Taggle is a commercial C++ port of TagSoup.
SgmlReader is a tool developed by Microsoft's Chris Lovett.
SgmlReader is an XmlReader API over any SGML document (including built in support for HTML). A command line utility is also provided which outputs the well formed XML result.
Download the zip file including the standalone executable and the full source code: SgmlReader.zip
For Ruby, I highly recommend Hpricot that Jb Evain pointed out. If you're looking for a faster libxml-based competitor, Nokogiri (see http://tenderlovemaking.com/2008/10/30/nokogiri-is-released/) is pretty good too (it supports both XPath and CSS searches like Hpricot but is faster). There's a basic wiki and some benchmarks.

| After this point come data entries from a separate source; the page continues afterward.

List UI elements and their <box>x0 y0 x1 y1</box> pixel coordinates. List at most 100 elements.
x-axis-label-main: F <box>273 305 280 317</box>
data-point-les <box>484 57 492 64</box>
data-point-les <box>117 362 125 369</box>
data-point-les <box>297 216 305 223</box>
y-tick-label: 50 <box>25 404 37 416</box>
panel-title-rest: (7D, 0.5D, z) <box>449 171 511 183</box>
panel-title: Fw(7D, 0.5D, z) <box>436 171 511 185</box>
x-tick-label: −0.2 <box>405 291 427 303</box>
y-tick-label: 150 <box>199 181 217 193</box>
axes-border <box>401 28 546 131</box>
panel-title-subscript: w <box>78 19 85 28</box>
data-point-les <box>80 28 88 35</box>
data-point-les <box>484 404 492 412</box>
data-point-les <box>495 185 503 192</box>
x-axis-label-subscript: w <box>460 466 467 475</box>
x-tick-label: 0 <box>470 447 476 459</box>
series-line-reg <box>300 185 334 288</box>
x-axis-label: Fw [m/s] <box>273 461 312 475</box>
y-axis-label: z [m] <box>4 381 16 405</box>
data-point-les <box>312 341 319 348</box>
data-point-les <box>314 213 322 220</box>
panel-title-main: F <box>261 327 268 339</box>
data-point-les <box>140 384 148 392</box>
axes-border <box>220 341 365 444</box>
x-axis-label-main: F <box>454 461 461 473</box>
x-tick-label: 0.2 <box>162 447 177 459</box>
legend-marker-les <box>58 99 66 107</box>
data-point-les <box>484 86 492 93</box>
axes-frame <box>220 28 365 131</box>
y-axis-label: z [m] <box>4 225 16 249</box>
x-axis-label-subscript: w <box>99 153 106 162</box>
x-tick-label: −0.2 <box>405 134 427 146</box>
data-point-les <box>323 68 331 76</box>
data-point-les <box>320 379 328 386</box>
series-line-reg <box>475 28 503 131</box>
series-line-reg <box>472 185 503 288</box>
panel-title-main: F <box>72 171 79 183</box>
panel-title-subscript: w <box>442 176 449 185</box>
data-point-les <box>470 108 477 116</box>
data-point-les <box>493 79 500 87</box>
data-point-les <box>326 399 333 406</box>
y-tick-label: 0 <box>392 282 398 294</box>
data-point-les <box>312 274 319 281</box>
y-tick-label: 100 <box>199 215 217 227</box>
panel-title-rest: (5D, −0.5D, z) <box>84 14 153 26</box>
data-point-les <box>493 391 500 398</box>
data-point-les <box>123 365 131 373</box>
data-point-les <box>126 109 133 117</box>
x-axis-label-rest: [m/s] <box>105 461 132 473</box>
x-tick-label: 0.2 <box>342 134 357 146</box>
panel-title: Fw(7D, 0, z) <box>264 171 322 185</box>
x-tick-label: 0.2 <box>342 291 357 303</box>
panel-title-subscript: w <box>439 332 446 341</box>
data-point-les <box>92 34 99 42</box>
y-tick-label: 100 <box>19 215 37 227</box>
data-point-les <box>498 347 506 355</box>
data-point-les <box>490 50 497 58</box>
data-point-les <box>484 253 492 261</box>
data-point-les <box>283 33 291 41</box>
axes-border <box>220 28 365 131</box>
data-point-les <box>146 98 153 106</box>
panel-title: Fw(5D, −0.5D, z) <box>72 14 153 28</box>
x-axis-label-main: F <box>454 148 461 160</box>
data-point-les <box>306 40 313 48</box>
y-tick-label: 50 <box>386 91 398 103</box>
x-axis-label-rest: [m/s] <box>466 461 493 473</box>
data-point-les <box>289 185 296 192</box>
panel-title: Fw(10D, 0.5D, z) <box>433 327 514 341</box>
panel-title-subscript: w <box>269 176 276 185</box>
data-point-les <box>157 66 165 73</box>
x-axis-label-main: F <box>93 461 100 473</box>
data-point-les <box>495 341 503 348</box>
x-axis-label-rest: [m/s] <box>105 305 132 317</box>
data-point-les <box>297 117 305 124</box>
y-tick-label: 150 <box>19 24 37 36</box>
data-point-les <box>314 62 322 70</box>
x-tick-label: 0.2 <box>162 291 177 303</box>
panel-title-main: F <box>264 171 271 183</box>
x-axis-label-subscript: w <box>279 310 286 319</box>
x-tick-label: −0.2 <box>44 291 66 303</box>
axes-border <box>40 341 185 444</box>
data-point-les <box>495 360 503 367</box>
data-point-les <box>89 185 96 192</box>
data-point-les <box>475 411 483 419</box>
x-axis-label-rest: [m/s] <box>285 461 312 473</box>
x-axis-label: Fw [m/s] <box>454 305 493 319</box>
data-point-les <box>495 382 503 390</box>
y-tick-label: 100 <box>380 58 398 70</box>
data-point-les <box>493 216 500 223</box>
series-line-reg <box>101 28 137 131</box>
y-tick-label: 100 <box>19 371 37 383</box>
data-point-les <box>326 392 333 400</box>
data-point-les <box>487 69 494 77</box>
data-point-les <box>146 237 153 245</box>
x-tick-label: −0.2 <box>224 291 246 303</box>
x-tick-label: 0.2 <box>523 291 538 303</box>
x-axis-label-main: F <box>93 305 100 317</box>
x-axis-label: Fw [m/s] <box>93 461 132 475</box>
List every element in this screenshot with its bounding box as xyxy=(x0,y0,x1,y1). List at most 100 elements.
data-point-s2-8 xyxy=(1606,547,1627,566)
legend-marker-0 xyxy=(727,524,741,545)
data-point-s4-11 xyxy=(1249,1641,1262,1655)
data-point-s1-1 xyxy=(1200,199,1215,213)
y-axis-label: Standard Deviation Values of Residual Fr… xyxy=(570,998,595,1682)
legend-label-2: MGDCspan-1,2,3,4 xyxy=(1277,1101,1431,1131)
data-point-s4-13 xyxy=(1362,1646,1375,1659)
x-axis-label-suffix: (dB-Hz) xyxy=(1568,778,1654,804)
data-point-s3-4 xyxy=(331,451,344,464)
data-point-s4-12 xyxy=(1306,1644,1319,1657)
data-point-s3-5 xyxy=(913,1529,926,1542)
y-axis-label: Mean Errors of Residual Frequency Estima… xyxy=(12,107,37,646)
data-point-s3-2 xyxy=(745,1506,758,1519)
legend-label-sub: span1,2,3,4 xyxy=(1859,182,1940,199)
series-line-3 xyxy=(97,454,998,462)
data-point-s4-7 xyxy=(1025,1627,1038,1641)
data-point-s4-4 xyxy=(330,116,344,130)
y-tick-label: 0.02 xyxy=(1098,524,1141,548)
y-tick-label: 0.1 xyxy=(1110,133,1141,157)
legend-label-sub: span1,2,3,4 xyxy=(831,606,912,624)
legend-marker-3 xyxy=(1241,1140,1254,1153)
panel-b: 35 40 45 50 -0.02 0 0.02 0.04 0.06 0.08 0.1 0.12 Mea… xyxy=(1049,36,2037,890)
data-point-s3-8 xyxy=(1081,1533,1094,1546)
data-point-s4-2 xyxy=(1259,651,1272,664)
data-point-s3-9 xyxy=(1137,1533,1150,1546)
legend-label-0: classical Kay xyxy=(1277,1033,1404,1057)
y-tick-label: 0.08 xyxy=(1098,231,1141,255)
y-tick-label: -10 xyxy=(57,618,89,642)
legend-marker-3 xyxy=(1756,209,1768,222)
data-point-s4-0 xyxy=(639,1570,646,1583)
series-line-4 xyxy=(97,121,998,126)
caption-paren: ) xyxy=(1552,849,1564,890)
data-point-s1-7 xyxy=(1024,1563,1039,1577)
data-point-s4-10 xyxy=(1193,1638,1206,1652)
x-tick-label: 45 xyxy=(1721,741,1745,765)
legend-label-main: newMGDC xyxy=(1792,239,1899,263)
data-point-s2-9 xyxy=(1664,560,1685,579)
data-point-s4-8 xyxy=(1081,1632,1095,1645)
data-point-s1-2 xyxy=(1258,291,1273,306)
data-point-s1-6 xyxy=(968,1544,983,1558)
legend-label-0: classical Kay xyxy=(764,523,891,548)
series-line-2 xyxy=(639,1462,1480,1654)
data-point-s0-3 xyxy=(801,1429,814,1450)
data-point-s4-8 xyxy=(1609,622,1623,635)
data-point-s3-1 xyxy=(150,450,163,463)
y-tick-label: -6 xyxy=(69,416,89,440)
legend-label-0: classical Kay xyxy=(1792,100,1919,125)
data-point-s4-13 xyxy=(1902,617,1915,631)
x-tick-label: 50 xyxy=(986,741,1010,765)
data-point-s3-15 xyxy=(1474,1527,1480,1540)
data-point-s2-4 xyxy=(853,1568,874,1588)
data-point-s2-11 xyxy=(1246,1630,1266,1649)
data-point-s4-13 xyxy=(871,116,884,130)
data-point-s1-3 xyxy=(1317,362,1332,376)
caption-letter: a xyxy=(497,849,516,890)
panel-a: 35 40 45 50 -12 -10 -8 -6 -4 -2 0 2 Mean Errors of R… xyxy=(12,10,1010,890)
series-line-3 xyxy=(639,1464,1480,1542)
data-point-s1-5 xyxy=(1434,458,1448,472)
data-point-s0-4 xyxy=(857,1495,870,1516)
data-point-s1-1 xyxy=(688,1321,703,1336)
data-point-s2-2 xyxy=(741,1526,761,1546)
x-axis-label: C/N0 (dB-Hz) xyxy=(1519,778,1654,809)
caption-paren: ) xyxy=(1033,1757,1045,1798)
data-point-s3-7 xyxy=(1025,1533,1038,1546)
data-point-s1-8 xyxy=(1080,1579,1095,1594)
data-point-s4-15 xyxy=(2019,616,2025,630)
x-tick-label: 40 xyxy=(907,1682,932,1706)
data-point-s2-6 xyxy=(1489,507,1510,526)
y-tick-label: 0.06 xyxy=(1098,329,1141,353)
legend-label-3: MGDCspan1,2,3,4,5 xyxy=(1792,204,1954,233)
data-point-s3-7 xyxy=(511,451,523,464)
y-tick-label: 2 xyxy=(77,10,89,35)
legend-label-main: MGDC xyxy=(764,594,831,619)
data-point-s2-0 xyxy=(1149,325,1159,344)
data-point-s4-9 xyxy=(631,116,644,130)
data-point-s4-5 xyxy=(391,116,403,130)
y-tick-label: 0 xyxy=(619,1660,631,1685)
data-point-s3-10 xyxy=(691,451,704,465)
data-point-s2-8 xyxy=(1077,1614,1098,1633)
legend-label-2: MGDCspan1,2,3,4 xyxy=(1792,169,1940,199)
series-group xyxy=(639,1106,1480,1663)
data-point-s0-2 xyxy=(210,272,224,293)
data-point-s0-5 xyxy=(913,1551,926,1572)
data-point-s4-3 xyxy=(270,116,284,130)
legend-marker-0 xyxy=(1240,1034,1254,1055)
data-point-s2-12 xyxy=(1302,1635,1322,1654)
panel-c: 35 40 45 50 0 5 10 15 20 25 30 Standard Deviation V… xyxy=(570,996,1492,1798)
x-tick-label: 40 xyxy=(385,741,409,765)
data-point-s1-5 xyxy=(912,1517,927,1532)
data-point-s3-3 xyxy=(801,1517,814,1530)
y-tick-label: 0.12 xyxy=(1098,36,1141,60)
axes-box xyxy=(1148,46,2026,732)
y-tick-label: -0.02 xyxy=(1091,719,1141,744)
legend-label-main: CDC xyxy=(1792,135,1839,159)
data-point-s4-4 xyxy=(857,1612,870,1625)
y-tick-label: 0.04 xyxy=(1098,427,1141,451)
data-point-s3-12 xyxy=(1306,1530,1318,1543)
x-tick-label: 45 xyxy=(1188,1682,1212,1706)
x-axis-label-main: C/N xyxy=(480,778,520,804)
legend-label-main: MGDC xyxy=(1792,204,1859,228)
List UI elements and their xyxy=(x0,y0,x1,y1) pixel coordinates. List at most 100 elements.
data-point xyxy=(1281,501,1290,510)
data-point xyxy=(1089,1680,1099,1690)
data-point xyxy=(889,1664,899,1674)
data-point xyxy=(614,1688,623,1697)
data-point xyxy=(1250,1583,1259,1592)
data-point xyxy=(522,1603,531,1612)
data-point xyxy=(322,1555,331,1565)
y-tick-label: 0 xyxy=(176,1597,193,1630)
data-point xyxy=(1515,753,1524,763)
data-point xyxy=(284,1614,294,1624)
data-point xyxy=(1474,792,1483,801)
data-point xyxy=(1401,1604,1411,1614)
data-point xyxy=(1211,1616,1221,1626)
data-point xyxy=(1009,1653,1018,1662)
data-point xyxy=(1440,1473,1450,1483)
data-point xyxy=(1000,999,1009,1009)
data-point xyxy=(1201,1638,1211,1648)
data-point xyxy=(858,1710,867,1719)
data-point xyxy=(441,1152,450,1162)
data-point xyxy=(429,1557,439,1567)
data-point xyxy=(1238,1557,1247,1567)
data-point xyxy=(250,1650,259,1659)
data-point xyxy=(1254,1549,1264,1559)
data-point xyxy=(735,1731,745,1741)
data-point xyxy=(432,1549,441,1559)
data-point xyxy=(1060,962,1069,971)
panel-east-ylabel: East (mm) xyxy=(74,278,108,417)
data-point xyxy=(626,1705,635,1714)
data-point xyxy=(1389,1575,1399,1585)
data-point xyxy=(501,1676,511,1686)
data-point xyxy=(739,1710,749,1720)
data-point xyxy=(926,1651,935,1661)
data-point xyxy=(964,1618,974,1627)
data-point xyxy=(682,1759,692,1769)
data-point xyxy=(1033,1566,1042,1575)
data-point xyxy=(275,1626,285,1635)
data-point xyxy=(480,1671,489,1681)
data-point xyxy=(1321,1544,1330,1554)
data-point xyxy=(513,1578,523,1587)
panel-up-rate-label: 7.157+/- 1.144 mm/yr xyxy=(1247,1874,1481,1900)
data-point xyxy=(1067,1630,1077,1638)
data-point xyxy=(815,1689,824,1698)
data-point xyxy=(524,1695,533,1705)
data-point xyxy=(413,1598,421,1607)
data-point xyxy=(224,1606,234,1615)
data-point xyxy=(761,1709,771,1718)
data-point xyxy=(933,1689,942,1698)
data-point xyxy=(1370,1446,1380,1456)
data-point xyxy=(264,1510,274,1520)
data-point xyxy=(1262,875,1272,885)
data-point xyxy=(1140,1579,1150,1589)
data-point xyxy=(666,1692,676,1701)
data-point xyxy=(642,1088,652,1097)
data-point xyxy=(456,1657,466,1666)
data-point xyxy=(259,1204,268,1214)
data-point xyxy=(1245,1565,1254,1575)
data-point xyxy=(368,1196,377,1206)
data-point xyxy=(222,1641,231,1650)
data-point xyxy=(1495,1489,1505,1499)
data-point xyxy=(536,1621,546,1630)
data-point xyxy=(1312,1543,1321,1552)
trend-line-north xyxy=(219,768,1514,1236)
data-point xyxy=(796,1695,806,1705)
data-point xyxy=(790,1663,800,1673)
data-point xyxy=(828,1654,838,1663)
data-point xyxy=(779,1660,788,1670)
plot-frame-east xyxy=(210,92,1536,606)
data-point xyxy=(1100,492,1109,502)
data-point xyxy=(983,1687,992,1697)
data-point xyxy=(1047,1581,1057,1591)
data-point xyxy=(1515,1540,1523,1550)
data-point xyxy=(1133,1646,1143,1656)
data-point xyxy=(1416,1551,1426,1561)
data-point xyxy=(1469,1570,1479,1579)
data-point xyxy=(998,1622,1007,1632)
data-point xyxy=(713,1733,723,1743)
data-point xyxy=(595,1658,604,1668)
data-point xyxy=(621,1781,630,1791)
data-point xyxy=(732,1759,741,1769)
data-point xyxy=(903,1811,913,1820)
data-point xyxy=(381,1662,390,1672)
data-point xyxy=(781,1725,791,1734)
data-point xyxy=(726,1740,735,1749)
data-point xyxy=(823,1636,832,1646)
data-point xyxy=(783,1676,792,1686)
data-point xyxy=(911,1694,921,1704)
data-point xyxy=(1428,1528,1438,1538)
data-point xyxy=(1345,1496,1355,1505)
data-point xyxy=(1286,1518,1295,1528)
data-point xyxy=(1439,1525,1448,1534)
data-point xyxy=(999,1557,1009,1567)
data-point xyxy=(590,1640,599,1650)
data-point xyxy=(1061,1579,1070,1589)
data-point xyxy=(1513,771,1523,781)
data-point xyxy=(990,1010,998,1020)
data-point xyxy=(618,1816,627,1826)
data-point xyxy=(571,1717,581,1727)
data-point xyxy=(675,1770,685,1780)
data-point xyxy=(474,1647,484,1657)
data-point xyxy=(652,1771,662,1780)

There is a free C implementation for XML called libxml2 which has some api bits for XPath which I have used with great success which you can specify HTML as the document being loaded. This had worked for me for some less than perfect HTML documents..
For the most part, XPath is most useful when the inbound HTML is properly coded and can be read 'like an xml document'. You may want to consider using a utility that is specific to this purpose for cleaning up HTML documents. Here is one example: http://tidy.sourceforge.net/
As far as these XPath tools go- you will likely find that most implementations are actually based on pre-existing C or C++ libraries such as libxml2.